After using FullSimplify in Mathematica, I got the left hand side of the following equation: $$(a-1)(z-1)\ _2F_1(1,1,1-a,\frac{1}{z})+a\ _2F_1(1,1,2-a,\frac{1}{z})-az+z=0$$
I series expanded it and it seems to be equal to zero.But I cannot find any transformation equations of the Hypergeometric functions to prove it. Could any one point out which equation of the hypergeometric functions I can use to prove this?

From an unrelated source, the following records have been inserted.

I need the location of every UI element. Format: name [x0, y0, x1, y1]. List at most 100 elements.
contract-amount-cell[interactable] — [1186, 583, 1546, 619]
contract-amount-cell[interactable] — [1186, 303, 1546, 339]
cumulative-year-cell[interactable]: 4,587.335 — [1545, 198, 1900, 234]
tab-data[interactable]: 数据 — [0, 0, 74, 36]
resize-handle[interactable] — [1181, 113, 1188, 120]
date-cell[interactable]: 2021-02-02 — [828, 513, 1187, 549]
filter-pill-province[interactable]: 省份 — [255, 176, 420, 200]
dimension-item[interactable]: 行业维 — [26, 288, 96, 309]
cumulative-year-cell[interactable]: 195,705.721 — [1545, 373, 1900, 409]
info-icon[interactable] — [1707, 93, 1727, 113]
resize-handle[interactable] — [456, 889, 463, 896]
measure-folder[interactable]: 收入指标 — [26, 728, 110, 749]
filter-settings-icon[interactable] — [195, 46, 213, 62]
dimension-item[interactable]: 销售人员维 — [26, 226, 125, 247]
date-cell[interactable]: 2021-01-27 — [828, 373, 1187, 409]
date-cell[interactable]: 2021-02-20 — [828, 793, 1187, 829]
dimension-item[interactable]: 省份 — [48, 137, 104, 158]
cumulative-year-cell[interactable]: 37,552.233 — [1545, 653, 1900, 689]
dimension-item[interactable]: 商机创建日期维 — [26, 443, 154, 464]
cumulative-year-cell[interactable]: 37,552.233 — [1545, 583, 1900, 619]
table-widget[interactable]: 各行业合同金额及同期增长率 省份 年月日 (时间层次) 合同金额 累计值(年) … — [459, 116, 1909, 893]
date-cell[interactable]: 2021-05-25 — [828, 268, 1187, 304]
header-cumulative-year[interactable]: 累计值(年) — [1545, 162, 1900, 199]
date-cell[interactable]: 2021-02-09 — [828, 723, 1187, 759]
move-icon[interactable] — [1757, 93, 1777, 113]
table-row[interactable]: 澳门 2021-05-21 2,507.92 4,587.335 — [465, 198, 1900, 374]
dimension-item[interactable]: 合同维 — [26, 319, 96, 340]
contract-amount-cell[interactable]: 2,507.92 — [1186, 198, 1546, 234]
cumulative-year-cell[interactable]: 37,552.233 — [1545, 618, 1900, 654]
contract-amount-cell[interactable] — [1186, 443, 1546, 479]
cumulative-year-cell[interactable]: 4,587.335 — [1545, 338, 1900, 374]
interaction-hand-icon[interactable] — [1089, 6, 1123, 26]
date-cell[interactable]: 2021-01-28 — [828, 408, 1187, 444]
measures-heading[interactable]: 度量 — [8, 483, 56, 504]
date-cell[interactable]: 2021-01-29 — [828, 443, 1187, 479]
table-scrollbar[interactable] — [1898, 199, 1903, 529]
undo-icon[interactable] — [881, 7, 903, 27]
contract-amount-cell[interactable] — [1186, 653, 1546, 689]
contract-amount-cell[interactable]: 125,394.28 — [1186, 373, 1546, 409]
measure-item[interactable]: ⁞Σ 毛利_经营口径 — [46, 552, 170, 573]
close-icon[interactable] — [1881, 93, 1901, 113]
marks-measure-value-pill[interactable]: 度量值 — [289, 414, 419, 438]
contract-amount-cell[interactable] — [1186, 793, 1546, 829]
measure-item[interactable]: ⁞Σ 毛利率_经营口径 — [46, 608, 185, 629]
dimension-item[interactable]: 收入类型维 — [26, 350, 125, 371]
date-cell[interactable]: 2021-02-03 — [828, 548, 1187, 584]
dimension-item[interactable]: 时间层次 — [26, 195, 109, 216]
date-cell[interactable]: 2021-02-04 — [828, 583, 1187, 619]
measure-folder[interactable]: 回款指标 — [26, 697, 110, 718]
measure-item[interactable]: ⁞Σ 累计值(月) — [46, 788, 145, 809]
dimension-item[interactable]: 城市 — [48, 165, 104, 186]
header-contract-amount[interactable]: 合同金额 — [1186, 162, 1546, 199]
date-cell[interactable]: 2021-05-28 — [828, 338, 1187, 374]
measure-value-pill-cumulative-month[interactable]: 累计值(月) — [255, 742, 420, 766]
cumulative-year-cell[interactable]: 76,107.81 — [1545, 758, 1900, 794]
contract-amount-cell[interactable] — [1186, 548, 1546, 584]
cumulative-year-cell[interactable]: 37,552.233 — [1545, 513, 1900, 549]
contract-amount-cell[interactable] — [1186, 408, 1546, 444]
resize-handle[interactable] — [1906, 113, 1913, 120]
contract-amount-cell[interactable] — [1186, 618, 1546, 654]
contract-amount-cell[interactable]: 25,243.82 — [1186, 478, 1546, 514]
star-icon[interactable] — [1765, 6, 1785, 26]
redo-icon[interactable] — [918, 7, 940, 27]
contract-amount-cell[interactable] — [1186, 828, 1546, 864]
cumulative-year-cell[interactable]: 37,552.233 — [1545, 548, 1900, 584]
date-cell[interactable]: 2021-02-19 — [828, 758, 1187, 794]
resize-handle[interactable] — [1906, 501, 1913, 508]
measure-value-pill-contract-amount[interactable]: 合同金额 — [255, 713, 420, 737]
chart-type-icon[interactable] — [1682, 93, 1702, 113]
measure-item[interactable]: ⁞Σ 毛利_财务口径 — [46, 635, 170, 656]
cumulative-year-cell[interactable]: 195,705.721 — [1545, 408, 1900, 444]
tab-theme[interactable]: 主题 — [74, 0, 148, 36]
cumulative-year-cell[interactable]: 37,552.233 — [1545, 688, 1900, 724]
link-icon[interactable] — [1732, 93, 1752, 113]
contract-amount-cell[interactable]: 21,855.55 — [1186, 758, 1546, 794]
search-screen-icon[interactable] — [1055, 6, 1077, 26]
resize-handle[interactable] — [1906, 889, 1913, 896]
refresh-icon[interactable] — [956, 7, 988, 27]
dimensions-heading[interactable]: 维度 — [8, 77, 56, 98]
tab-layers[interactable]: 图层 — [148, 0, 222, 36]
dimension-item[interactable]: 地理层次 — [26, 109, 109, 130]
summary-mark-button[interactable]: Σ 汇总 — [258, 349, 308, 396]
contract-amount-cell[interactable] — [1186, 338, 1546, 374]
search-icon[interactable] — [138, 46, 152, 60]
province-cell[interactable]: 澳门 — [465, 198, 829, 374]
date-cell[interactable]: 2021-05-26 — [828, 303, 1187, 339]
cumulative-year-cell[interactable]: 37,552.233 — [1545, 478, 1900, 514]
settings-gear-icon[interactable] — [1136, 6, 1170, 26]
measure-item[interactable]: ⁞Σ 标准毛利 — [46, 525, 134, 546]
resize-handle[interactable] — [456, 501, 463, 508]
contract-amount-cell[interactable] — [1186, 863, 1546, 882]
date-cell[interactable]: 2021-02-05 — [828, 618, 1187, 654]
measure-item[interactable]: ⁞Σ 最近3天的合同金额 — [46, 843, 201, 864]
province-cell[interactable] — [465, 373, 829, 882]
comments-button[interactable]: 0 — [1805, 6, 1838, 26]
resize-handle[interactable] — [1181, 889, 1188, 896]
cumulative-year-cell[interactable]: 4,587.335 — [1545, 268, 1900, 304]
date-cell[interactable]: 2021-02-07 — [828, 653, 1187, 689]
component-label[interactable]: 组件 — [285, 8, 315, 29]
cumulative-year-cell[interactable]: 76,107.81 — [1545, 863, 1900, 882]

Your relation follows from Gauss' relations for contiguous functions. In particular, I am referring to 15.2.21 in Abramovitz and Stegun. The relation reads $$[ a-1 -(c-b-1)z ]{}_2F_1(a,b;c;z) +(c-a) {}_2F_1(a-1,b;c;z) -(c-1)(1-z){}_2F_1(a,b;c-1;z)=0 . $$
Using $a=1$, $b=1$, $c=2-\alpha$, $z=1/\zeta$ yields the relation $$ \alpha\, {}_2F_1(1,1;2-\alpha;1/\zeta) + (\alpha-1)(\zeta-1) {}_2F_1(1,1;1-\alpha;1/\zeta) = (1-\alpha) \zeta \,{}_2F_1(0,1;2-\alpha;1/\zeta) \tag{1}.$$
From the series definition of ${}_2F_1$, you obtain immediately that ${}_2F_1(0,b;c;z)=1$. Such that (1) yields your expression.